Some people see clinical trials as a chance for a miracle cure. In reality, these experimental drug tests and medical interventions often fail. With researchers in the United States now testing the gene editor CRISPR/Cas9 for the first time in people with cancer, blood disorders or inherited blindness (SN: 8/14/19), one bioethicist says it’s important to remind scientists running these trials and others about the responsibilities researchers bear for study volunteers.
That’s not to say that scientists doing clinical trials are doing anything wrong or that such studies should stop, says Laurie Zoloth of the University of Chicago. Her role as a bioethicist, she explains, is “to make sure that human progress goes forward in a way that’s safe and ethical.”
Clinical trials in people — whether testing new drugs, devices, surgical methods or CRISPR technology — must meet higher ethical standards than work conducted in a lab, she says. “Having a human being as a subject means you have different obligations than you would to an animal or a petri dish,” Zoloth says. A scientist conducting clinical trials on humans should be “responsible for them, in my opinion, forever.”
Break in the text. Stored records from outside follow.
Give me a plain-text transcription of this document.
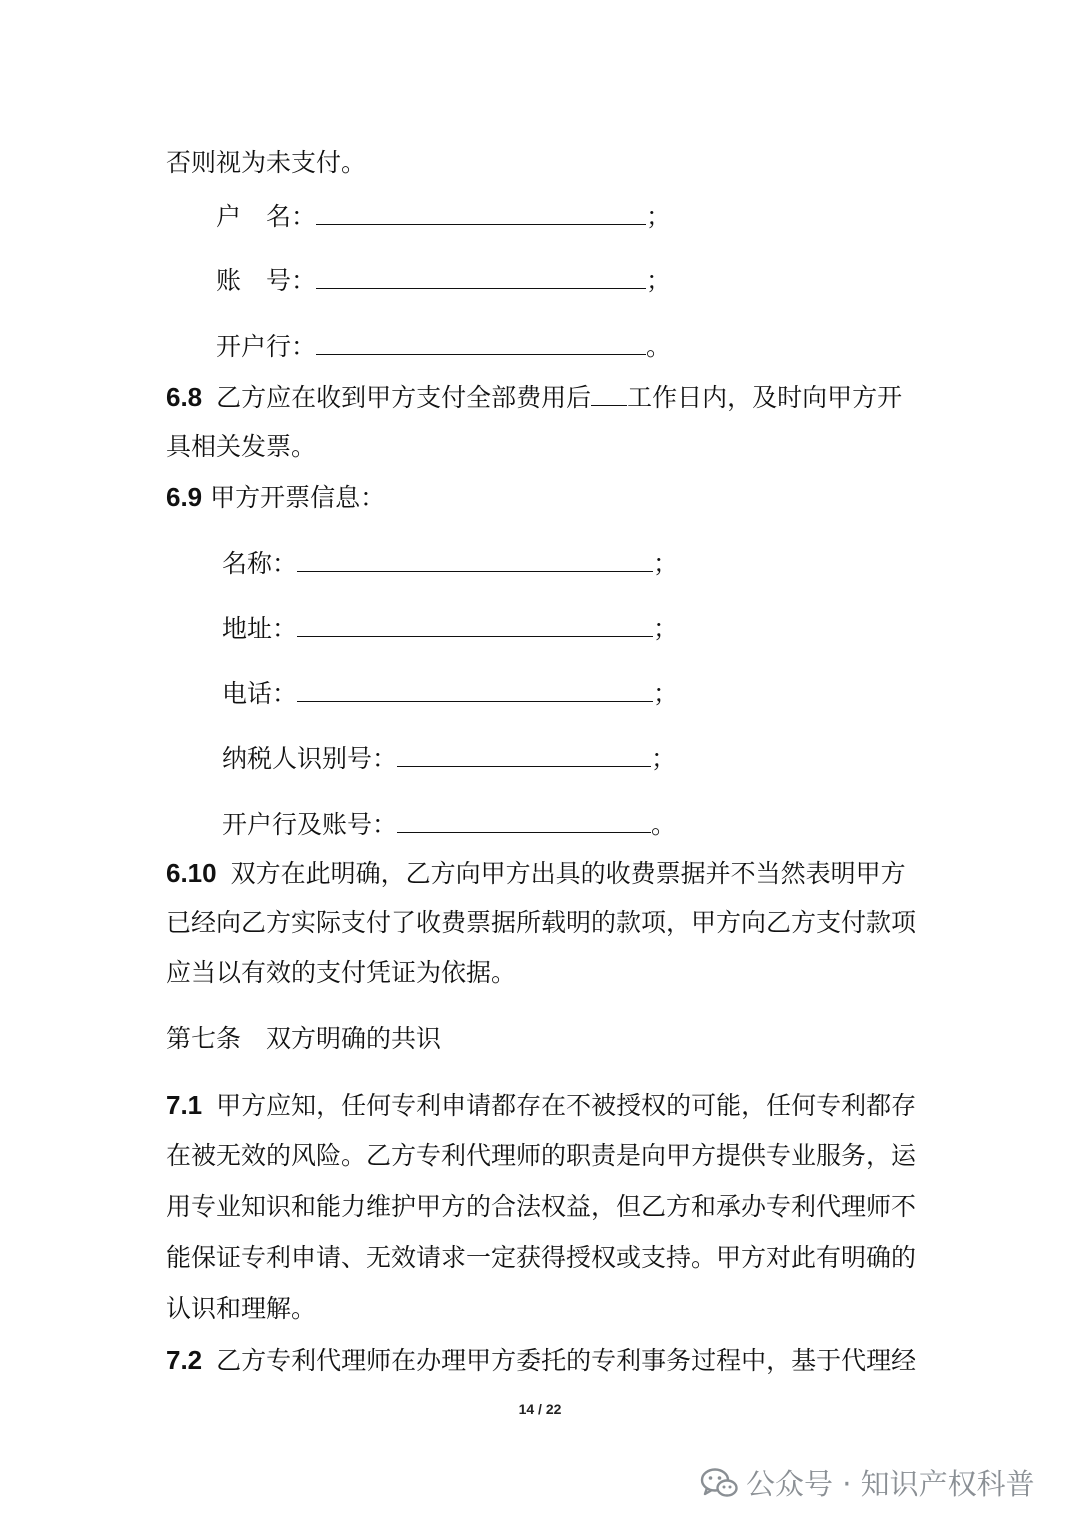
否则视为未支付。
户　名：	；
账　号：	；
开户行：	。
6.8 乙方应在收到甲方支付全部费用后 工作日内，及时向甲方开
具相关发票。
6.9 甲方开票信息：
名称：	；
地址：	；
电话：	；
纳税人识别号：	；
开户行及账号：	。
6.10 双方在此明确，乙方向甲方出具的收费票据并不当然表明甲方
已经向乙方实际支付了收费票据所载明的款项，甲方向乙方支付款项
应当以有效的支付凭证为依据。
第七条　双方明确的共识
7.1 甲方应知，任何专利申请都存在不被授权的可能，任何专利都存
在被无效的风险。乙方专利代理师的职责是向甲方提供专业服务，运
用专业知识和能力维护甲方的合法权益，但乙方和承办专利代理师不
能保证专利申请、无效请求一定获得授权或支持。甲方对此有明确的
认识和理解。
7.2 乙方专利代理师在办理甲方委托的专利事务过程中，基于代理经
14 / 22
公众号 · 知识产权科普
That means that researchers should pay not just for the experimental treatment, she says, but also for any treatment needed for treating side effects — including those that show up later — or if something goes wrong during the trial. Many people’s insurance policies do not cover experimental procedures, yet some informed consent forms required for participating in clinical trials contain clauses claiming that a subject’s insurance will cover side effects, she notes. When Zoloth and others who review research applications point this out to scientists, “sometimes they’re surprised that they haven’t thought of it,” she says. But “sometimes they hope that, by putting that [clause] in there, it will release them from some burden.”
Zoloth, a professor of religion, understands the tendency to view clinical trials as godsends. Many people who sign up are struggling with untreatable conditions or poor prognoses. But sometimes experimental drugs and procedures just don’t work. For instance, stem cells for spinal cord injuries didn’t function as well in people as they did in rats, Zoloth says. “That’s very, very frustrating for scientists and certainly for patients,” she says.
And that’s exactly why researchers need to do these tests in people, whom Zoloth calls research subjects instead of patients. Research subjects play a crucial role in making sure treatments that show promise in animal tests are safe and effective in humans, but these tests should be recognized as experiments.
“It’s very brave and very noble of people with these diseases to take on the additional risk of being a subject,” Zoloth says. “Without this act of nobility, clinical research would collapse.”
Especially since in most cases, she says, “the intervention will not help them,” nor will subjects benefit financially from participating. “If you don’t benefit at all, at least you shouldn’t be harmed at all. You shouldn’t alone have to bear the burden of a severe adverse event.”
In general, researchers in the United States do follow guidelines, she says. A trial conducted by researchers at the University of Pennsylvania that tested the safety of CRISPR-edited immune cells against certain types of cancer was a good example of a careful study. It “didn’t make elaborate claims,” but made clear that it was an experimental safety trial, Zoloth says. Early results from that study showed that the gene-edited cells were safe, but didn’t stop the three volunteers’ cancer (SN:12/16/19).
Zoloth intends to continue reminding scientists of their responsibilities and of the risks subjects face. That “sobers the scientists,” she says. “It makes them understand the gravitas of their interactions with a human subject.”